UNThe Bush administration's diplomatic tactics have not always been positively recieved. At the United Nations, where the U.S. is the biggest debtor and uses its threat of veto power with impunity, other countries are increasingly hesitant to work wit the Americans. In fact, the former American representative to the U.N., John Bolton, was widely seen as aggressive, completely undiplomatic (He once said that, "The Secretariat building in New York has 38 stories. If you lost ten stories today, it wouldn't make a bit of difference."), and a shining example of the low opinion the U.S. had for the organization. He was replaced by Zalmay Khalizad, an Afghan-born career diplomat, in 2007.
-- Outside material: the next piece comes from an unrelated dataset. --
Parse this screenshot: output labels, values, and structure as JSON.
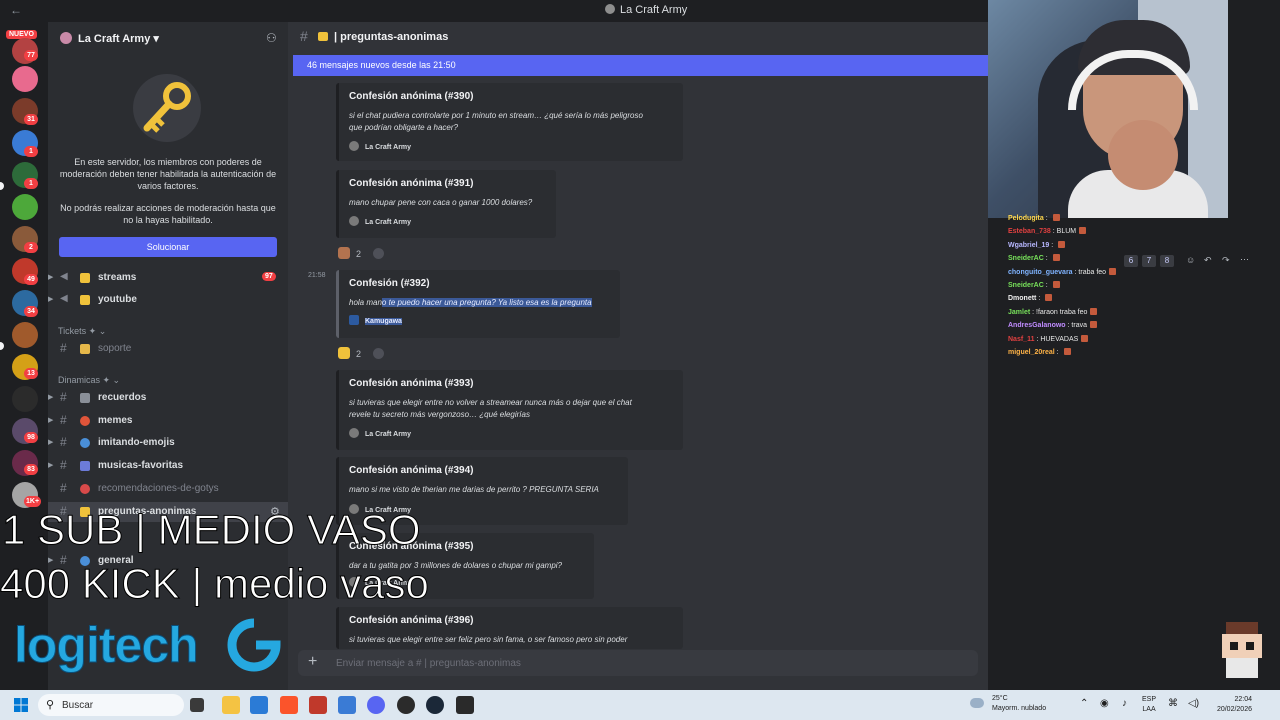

However, it will take a lot more than a new face at the United Nations to repair the bridges burned over the last eight years. Congress is pushing for U.N. reform and threatening to hold back more money if its demands are not met. The U.S. must be very careful; while it is true that the United Nations would be a paper tiger without membership and support of the United States, eight years have been a long time for other countries to reform their opinion on the weight and value of what a blustery and self-important U.S. has to say on matters of human rights, the spread of democracy, and the global economy.

The United States must start to make amends on the international stage or risk becoming irrelevant. Russia invaded Georgia and no one in the Security Council blinked. How will the U.S. react next time a democratically elected government is otherthrown?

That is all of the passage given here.